Despite the promise of duobinary and CML, one could wonder if you’re eventually going to pair them with EDC or some sort of optical compensation device anyway, why change modulation formats? Several merchant silicon vendors-particularly AMCC (www.amcc.com), Broadcom (www.broadcom.com), and Scintera Networks (www.scintera.com)-offer EDC chips for system developers who prefer to deal with dispersion effects by scrubbing them away on the receive sides of their line cards, rather than change modulation schemes. CoreOptics has taken this approach a step further by incorporating MLSE technology into its 10-Gbit/sec 300-pin transponders to offer systems designers a modular approach to dispersion compensation.
“In general, the feedback I hear from our system provider customers and carrier customers is that if they can get the same performance in silicon-i.e., using MLSE-they would rather implement MLSE on the receiver path than use any modulation technique,” asserts Saeid Aramideh, vice president of marketing, business development, and sales, Americas and Asia, at CoreOptics. Silicon economics favor EDC over alternative optical modulation formats, he reasons, as does the greater robustness to PMD the MLSE approach offers. Since the CoreOptics modules use NRZ, they can be plugged easily next to uncompensated modules on existing channel plans as well.

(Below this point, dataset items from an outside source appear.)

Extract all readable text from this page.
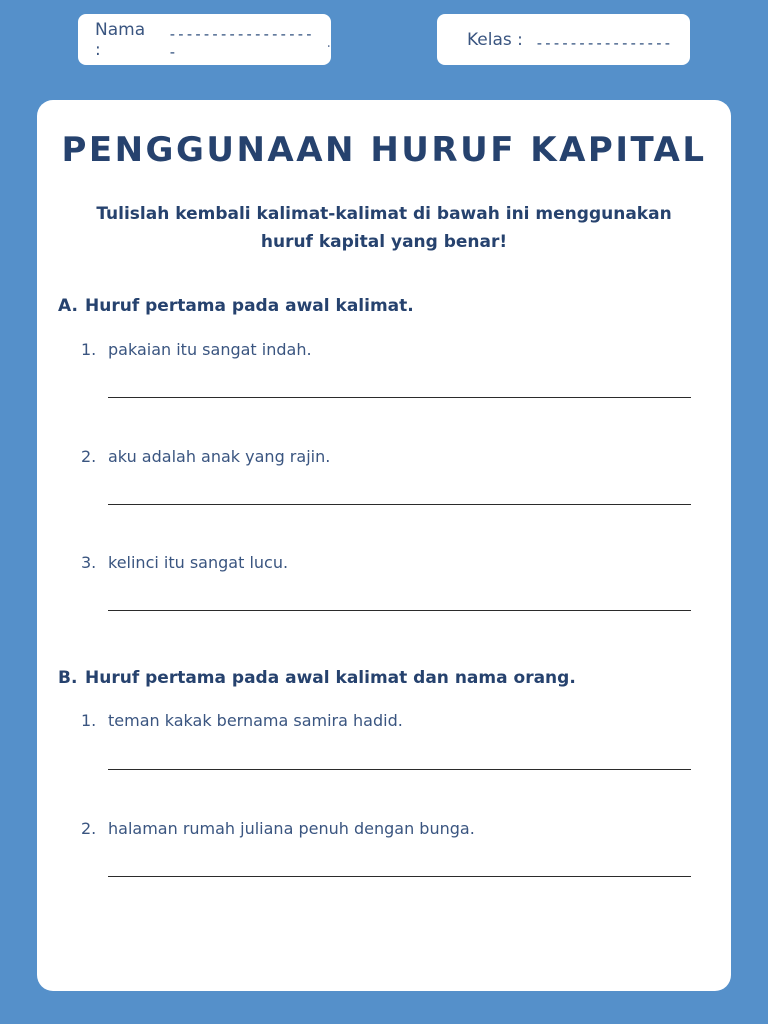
Nama :
------------------	.	Kelas : ----------------
PENGGUNAAN HURUF KAPITAL
Tulislah kembali kalimat-kalimat di bawah ini menggunakan huruf kapital yang benar!
A. Huruf pertama pada awal kalimat.
1. pakaian itu sangat indah.
2. aku adalah anak yang rajin.
3. kelinci itu sangat lucu.
B. Huruf pertama pada awal kalimat dan nama orang.
1. teman kakak bernama samira hadid.
2. halaman rumah juliana penuh dengan bunga.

EDC also enables CoreOptics to match a silicon cost curve with a roadmap of performance improvements. While the company’s current offering supports 2,000 to 2,500 psec/nm of dispersion tolerance with a 2-dB optical signal-to-noise ratio (OSNR) penalty, the upcoming second release will hit around 5,000 psec/nm (200- to 300-km reach) without encountering the back-to-back penalties duobinary and CML suffer. The enhanced product should be released in the middle of next year.
Aramideh says that MLSE provides better performance than such alternative EDC strategies as DFE and FFE, which are commonly used in the merchant silicon offerings. While next year’s second release of the product will significantly outperform current DFE/FFE approaches, MLSE also offers a more graceful curve in terms of OSNR changes as one approaches the dispersion limits of the respective technologies (see figure). Thus, MLSE makes link engineering much easier.
“I think electronics is the only way to go, both from a cost perspective and certainly the performance enhancements you get out of equalization through MLSE,” Aramideh concludes. Siemens, at least, agrees-the company uses CoreOptics’ modules in its SURPASS hIT 7500 DWDM systems. CoreOptics has worked with other major system houses as well; it jointly unveiled its first subsystem with Marconi in 2004. The company’s subsystems have reached the field in the networks of 15 service providers, Aramideh says. The modules are tunable, leveraging technology from Santur Corp. (www.santur.com). CoreOptics also has 40-Gbit/sec performance on its roadmap.
With increased interest in dispersion-tolerant transmission, system houses and their carrier customers face a variety of technology choices. The arrival of modules for such applications should signal a trend away from discrete approaches designed in-house toward transceiver/transponder-based line cards that look very similar to today’s nontolerant offerings.